Stevens Point - Like many idealists, Joseph Quinnell believed he could achieve the impossible. Unlike a lot of dreamers, the University of Wisconsin-Stevens Point student actually made it happen.
But now, harsh financial reality threatens to dash it all away.
This was the dream: He wanted to bring undocumented women at risk of being sold into forced labor from Thailand to UW-Stevens Point to earn degrees. Born on Thai soil but lacking citizenship, these women had little to no access to government health care, education or travel.
Quinnell pictured these women, armed with an education, returning to their own country to fight statelessness and the sex trade from within.
To make it happen, Quinnell knew he had to get people as angry about the situation as he was - to see red. That's where the posters came in.

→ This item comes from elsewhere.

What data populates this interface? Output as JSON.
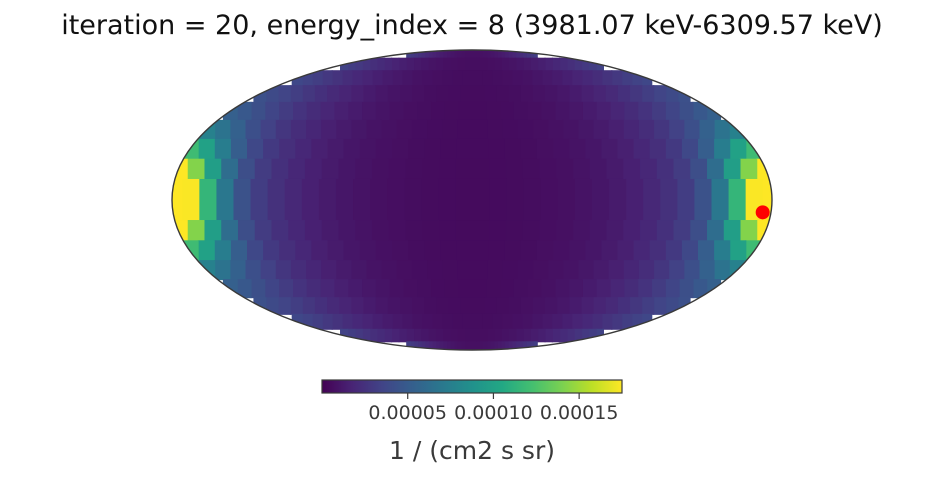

"Do you have sex with strangers?" they read. "Thousands of children are forced to every day. Get ready to join the fight against child prostitution. Get angry. See red."
The signs plastered all over campus helped launch an unprecedented effort that in August brought two 19-year-old undocumented Thai students from rural villages to central Wisconsin. State Department officials, experts on statelessness in Thailand and university administrators agree: The accomplishment was rare, impressive and important.
"Mountains moved to make this happen," said Brad Van Den Elzen, director of foreign student programs at UW-Stevens Point. "So many people stuck their necks out who didn't have to."
But the dream could end. Despite efforts, the Thailand Project hasn't raised new donations. And the women will run out of funding in May.
"We've proven the concept of gaining human rights through education (can work)," Quinnell said. "If it dies with these two girls in one year, we're never going to be able to get this again."